Tony Judt is wrong
I just read a new essay from Tony Judt he wrote in the New York Times Book Review. For me, the takeaway part was the very beginning where he said,
The materialistic and selfish quality of contemporary life is not inherent in the human condition. Much of what appears “natural” today dates from the 1980s: the obsession with wealth creation, the cult of privatization and the private sector, the growing disparities of rich and poor. And above all, the rhetoric that accompanies these: uncritical admiration for unfettered markets, disdain for the public sector, the delusion of endless growth.
Later, he laments, saying,
If it is to be taken seriously again, the left must find its voice. There is much to be angry about: growing inequalities of wealth and opportunity; injustices of class and caste; economic exploitation at home and abroad; corruption and money and privilege occluding the arteries of democracy.

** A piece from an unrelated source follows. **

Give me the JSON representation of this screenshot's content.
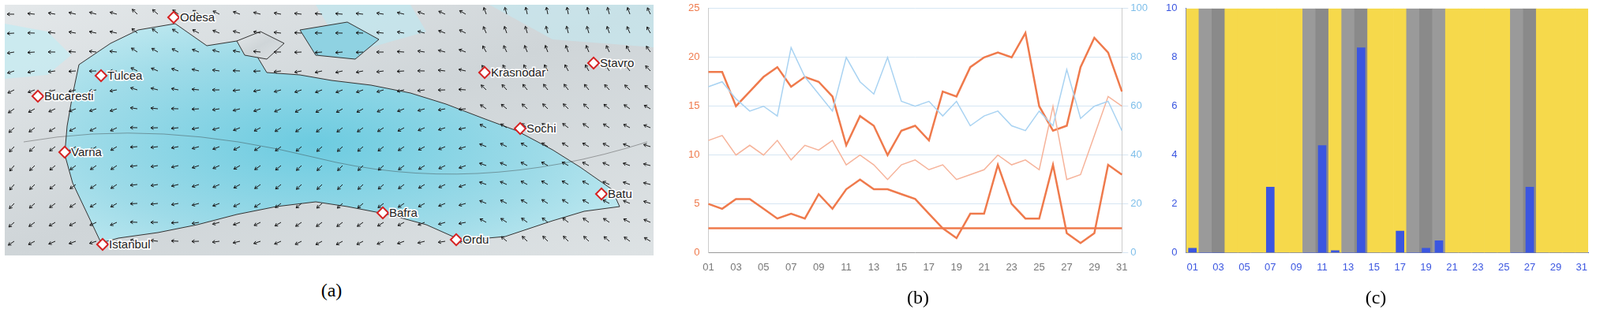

With the worst of the economic crisis behind us, social commentators like Judt are calling for action, demanding that leaders and society change to advert another economic crisis. Sadly, this is yet another lofty aspiration based on fallacious Enlightenment ideals. Humans cannot be perfected. Grinding poverty, brutal violence and unequal power relationships are the true characterizations of the human condition. Just as “the obsession with wealth creation, the cult of privatization and the private sector, the growing disparities of rich and poor” is not natural, neither is its opposite.
What bothers me the most in the discussion of the crisis is the belief that a more comprehensive design in economic regulation or politics will yield a better outcome. If the last 500 years is any indication, every ten years or so there will be a small economic downturn, and every thirty, there will be a larger and more destructive one.